Le raccomandazioni. Fra le indicazioni fornite dall’Antitrust, che si riferiscono anche ad aspetti specifici delle quote e della pubblicità che attengono alla normativa francese, si segnalano quelle utilmente estendibili anche al contesto italiano:

  • Alleggerimento degli obblighi di investimento in opere europee e nazionali: “dovrebbe essere stabilita la possibilità di raggruppare gli obblighi di investimento all’interno dei gruppi televisivi per preservare la flessibilità nella scelta di investimento dei canali e la differenziazione delle linee editoriali all’interno di tali gruppo”;
  • Riesaminare le condizioni per il ricorso alla produzione indipendente: “mantenere un obbligo di ricorso alla produzione indipendente consente di evitare una concentrazione troppo forte con impatti sulla disponibilità dei contenuti e la diversificazione dell’offerta: ma è sufficiente limitare la definizione all’indipendenza finanziaria del produttore dall’emittente, senza porre condizioni alla negoziazione contrattuale. Gli editori televisivi che hanno finanziato l’opera devono poter negoziare direttamente i diritti di distribuzione con il produttore (ad esempio i diritti di trasmissione lineari e VOD) così come mandati di marketing, soprattutto all’estero, in modo da competere in condizioni di parità con altri player, lineari e non lineari, europei e internazionali”.

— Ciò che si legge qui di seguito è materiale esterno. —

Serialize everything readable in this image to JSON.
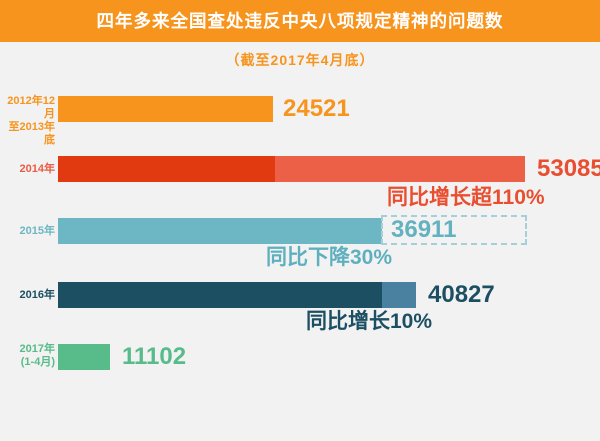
{
  "header": {
    "title": "四年多来全国查处违反中央八项规定精神的问题数",
    "bg_color": "#f7941e",
    "text_color": "#ffffff"
  },
  "subtitle": {
    "text": "（截至2017年4月底）",
    "color": "#f7941e"
  },
  "chart_data": {
    "type": "bar",
    "orientation": "horizontal",
    "title": "四年多来全国查处违反中央八项规定精神的问题数",
    "subtitle": "（截至2017年4月底）",
    "categories": [
      "2012年12月至2013年底",
      "2014年",
      "2015年",
      "2016年",
      "2017年(1-4月)"
    ],
    "values": [
      24521,
      53085,
      36911,
      40827,
      11102
    ],
    "annotations": [
      "",
      "同比增长超110%",
      "同比下降30%",
      "同比增长10%",
      ""
    ],
    "bar_colors": [
      "#f7941e",
      "#e13a10",
      "#6db6c3",
      "#1d4f63",
      "#57bb8a"
    ],
    "legend_position": "none",
    "grid": false,
    "layout_hints": "2014 and 2016 bars show previous-year amount as darker segment plus lighter growth extension; 2015 bar has dashed outline box up to the 2014 total showing the decline"
  },
  "rows": [
    {
      "label_line1": "2012年12月",
      "label_line2": "至2013年底",
      "value": "24521",
      "percent": "",
      "color": "#f7941e"
    },
    {
      "label_line1": "2014年",
      "label_line2": "",
      "value": "53085",
      "percent": "同比增长超110%",
      "color": "#e13a10",
      "growth_color": "#ec6047"
    },
    {
      "label_line1": "2015年",
      "label_line2": "",
      "value": "36911",
      "percent": "同比下降30%",
      "color": "#6db6c3",
      "dashed_border_color": "#a5d0da"
    },
    {
      "label_line1": "2016年",
      "label_line2": "",
      "value": "40827",
      "percent": "同比增长10%",
      "color": "#1d4f63",
      "growth_color": "#4a81a0"
    },
    {
      "label_line1": "2017年",
      "label_line2": "(1-4月)",
      "value": "11102",
      "percent": "",
      "color": "#57bb8a"
    }
  ],
  "background_color": "#f2f2f2"
}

  • Riesaminare la legge anti-concentrazione del settore. Le disposizioni antitrust relative al settore audiovisivo, oltre ad aggiungersi al normale sistema di controllo delle fusioni, appaiono obsolete a causa degli sviluppi economici nel settore. Le garanzie predisposte a tutela del pluralismo infatti “si applicano solo agli operatori televisivi escludendo quindi una parte sempre più significativa dei fornitori di contenuti”. L’Autorità chiede pertanto una riprogettazione del quadro antitrust previsto ormai nel lontano 1986.

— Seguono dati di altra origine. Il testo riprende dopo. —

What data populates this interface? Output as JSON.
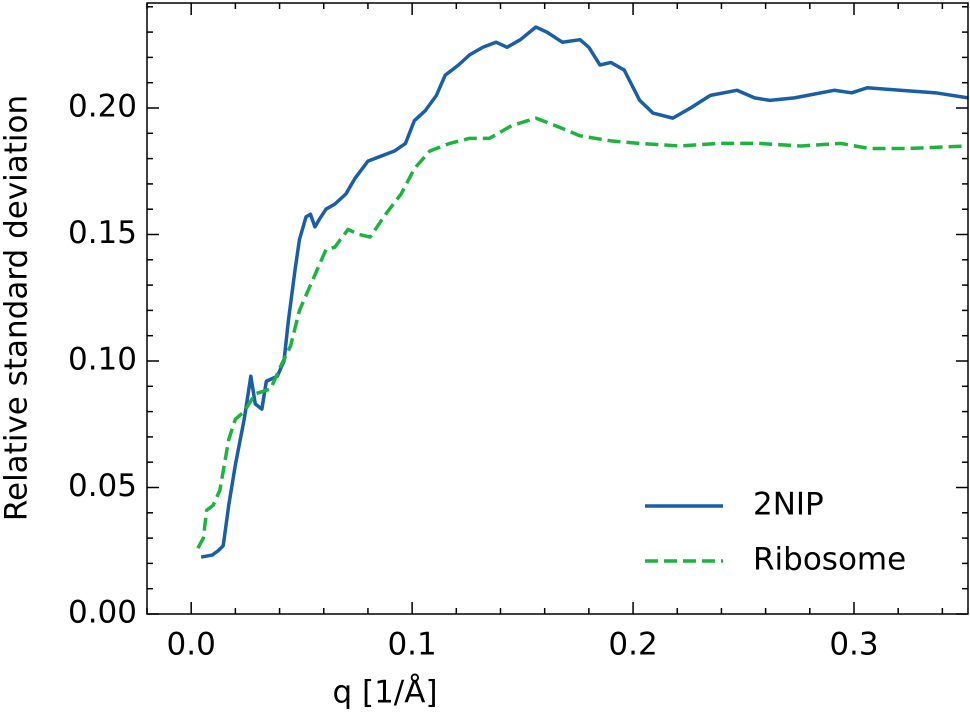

  • Allentare i vincoli sulla pubblicità mirata per gli operatori TV. A tale riguardo gli obblighi in Francia sono più stringenti che in Italia, ma è indubbio che il livello di personalizzazione della pubblicità permesso agli operatori internet e soprattutto, la libertà nella tracciabilità e l’elaborazione e l’utilizzo dei dati generati è un altro ambito cruciale di competitività per il settore. “E ‘probabile, visti i cambiamenti nel settore che nel futuro la pubblicità online e la pubblicità televisiva saranno sempre più opzioni alternative tra le quali gli inserzionisti vorranno scegliere. Oggi, il quadro normativo per la pubblicità televisiva non permette questo scambio su base paritaria”.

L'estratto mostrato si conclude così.